The John D. and Catherine T. MacArthur Foundation has just announced its list of 2010 MacArthur Fellows, who will each receive a “no strings attached” stipend of $500,000 over the next five years. We are proud to share the news that Sign Language Linguist Carol Padden is among the 23 winners of this so-called “Genius Award.” We have twice had the honor of publishing Dr. Padden’s work. In 1998 we published Deaf in America: Voices from a Culture, considered a path-breaking transformation of the then-nascent field of deaf history. Inside Deaf Culture followed in 2004 and was hailed as a fascinating inside look at the development of group identity among deaf people. You can visit the MacArthur Foundation’s site for a video in which Dr. Padden describes her work. Below, Elizabeth Knoll, HUP Senior Editor for the Behavioral Sciences, Education, and Law, explains the importance of Dr.

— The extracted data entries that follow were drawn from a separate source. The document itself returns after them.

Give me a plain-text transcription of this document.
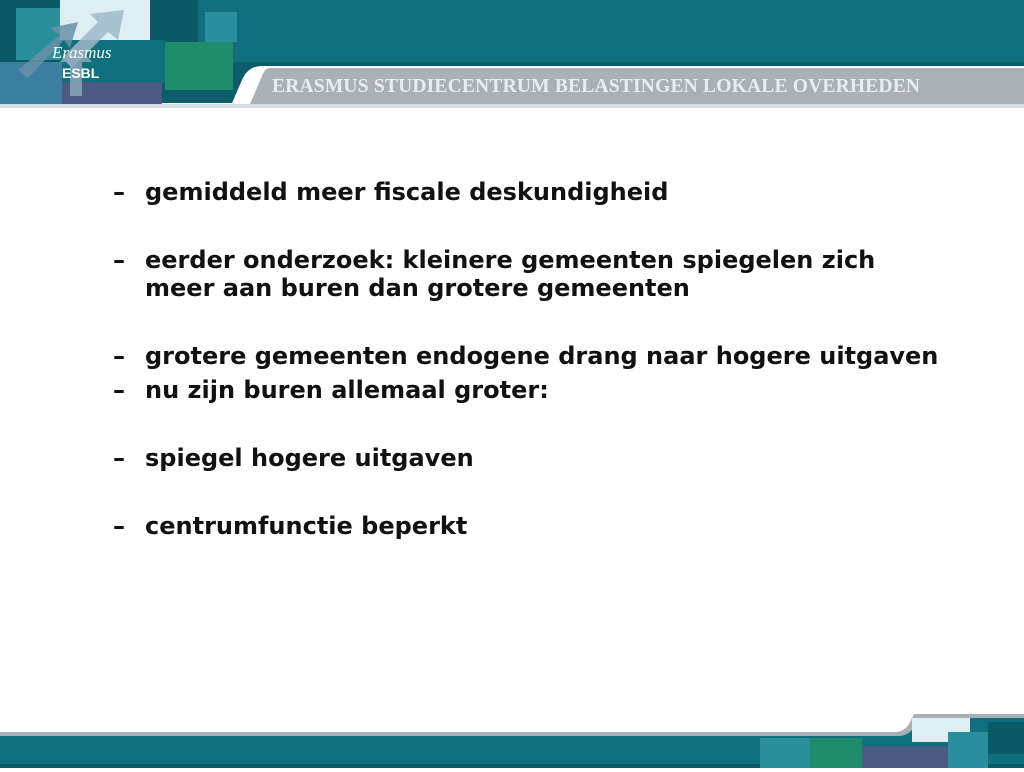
Erasmus
ESBL
ERASMUS STUDIECENTRUM BELASTINGEN LOKALE OVERHEDEN
– gemiddeld meer fiscale deskundigheid
– eerder onderzoek: kleinere gemeenten spiegelen zich meer aan buren dan grotere gemeenten
– grotere gemeenten endogene drang naar hogere uitgaven
– nu zijn buren allemaal groter:
– spiegel hogere uitgaven
– centrumfunctie beperkt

Padden’s research and also recalls her initial meeting with Dr. Padden and her husband, Tom Humphries.
Nobody single-handedly, or single-bookedly, creates social change. But sometimes there are books that see and say what others have seen and are still not quite able to say. Deaf in America and Inside Deaf Culture are two of those books. In them, Carol Padden and her co-author and husband Tom Humphries argued compellingly that the deaf were not pitiable victims of a physical deficiency, limited by a disability. They are the heirs and creators of an historically rich culture, of communities, schools, clubs, theatre, and art. To be Deaf is not just to be deaf.
What has been even more influential is Padden and Humphries’s powerfully made case for American Sign Language—that it’s not simply an enormous set of gesticulations, as many hearing people might vaguely assume, but a language as grammatically structured and complex as any spoken language. That linguists now study ASL, and high schools offer courses in ASL along with Spanish and French, shows the impact of Padden and Humphries’s work.
What I particularly admire about Carol is the skill—and energy!—with which she acts as a translator and intermediary between the Deaf and hearing world. The first time I met her and Tom, she made our three-way conversation possible by simultaneously translating everything I said orally into ASL for Tom, and everything Tom said in ASL into spoken English for me, and going back and forth herself between ASL for Tom and English for me. It was an amazing performance, and all the more amazing because I knew that this was essentially what she had been doing every single day, for her whole adult life. Her books are for both the Deaf and hearing worlds, and have changed them both.